Temporal evolution of raindrop size distributions from mixed clouds in Mexico City

Numerical modeling studies for warm-rain predict fixed shapes for equilibrium raindrop size distributions (DSD). Generally, equilibrium DSD show a multimodal behavoir (i.e., with several peaks) and are only dependent on rainfall rate. According to these models, the shape of a DSD remains the same independently of the initial drop spectra, given that a period of time long enough is allowed for the microphysical processes (collision - coalescence – breakup) to reach steady-state conditions. On the other hand, clustered rain can be referred to as zones with different raindrop concentrations falling through an area. This is normally observed by noticing that the rain intensity changes in time over a single precipitación event. However, when rain measurements are made (for example with a rain gauge) it is possible to detect short periods of time over which rain intensity remains almost constant.

Mexico City is located in the Southwest part of the Mexico Basin at an altitude of 2,280 masl, and its rainy season occurs during the summer and autumn. This geographical location, along with the meteorological characteristics during the rainy season, allow for the development of convective clouds with warm bases (950 m above the ground), although their tops show the presence of ice particles formed and developed during the early stages of precipitation. The heigth of the 0°C isoterm is, on average, located at 1,500 meters above cloud-base, thus allowing for small ice particles to melt during their fall before reaching the ground.
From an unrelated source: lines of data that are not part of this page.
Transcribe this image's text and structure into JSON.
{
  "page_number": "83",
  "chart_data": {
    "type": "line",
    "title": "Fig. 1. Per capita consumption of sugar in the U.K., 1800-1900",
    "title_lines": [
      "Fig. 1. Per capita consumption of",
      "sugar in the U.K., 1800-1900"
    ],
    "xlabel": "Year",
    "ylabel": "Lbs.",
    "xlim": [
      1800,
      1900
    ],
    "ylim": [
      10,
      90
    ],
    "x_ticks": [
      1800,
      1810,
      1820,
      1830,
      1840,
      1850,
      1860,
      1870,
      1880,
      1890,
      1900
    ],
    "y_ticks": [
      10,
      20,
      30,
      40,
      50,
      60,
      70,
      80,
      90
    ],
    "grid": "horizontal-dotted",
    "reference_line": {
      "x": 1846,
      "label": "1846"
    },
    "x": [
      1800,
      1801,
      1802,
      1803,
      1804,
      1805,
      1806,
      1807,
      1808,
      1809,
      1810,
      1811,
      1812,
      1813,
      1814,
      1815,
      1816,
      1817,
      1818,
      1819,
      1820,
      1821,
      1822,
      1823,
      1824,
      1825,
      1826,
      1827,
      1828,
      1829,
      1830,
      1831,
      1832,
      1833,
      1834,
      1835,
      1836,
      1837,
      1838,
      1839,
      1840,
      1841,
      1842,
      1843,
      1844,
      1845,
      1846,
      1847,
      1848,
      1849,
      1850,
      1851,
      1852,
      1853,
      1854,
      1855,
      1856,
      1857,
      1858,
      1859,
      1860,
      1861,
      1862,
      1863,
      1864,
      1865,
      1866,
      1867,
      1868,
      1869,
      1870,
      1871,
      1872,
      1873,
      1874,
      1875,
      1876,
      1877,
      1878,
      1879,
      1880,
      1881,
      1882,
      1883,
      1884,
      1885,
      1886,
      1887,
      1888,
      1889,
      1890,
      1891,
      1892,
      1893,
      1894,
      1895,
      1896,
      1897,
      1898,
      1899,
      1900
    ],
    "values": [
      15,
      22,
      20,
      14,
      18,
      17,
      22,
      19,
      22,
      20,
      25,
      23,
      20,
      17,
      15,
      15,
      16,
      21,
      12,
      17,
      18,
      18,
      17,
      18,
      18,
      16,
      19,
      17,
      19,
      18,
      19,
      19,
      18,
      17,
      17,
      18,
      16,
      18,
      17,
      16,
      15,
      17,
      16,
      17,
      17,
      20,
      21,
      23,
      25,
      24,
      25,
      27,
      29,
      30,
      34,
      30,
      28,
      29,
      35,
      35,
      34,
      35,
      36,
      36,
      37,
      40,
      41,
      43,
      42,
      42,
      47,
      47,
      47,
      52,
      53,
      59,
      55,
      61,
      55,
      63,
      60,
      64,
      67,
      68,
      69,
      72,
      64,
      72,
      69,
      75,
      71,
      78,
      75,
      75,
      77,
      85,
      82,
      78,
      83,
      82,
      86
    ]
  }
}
In the present investigation, microphysical data obtained with two 2-D optical array spectrometer probes are analyzed in order to observe the evolution of clustered rain originating from mixed clouds in Mexico City. The observations were made at ground level and stratified in terms of time periods with similar values of rain intensity. The results show that, for periods of heavy rain, there is a trend for similar drop counts and interarrival time values when the observational time period lasts for more than 3 minutes. This may be interpreted as an indication of spatial homogeneity of rain inside a cluster and give information regarding the drop interaction processes occurring during different precipitation stages.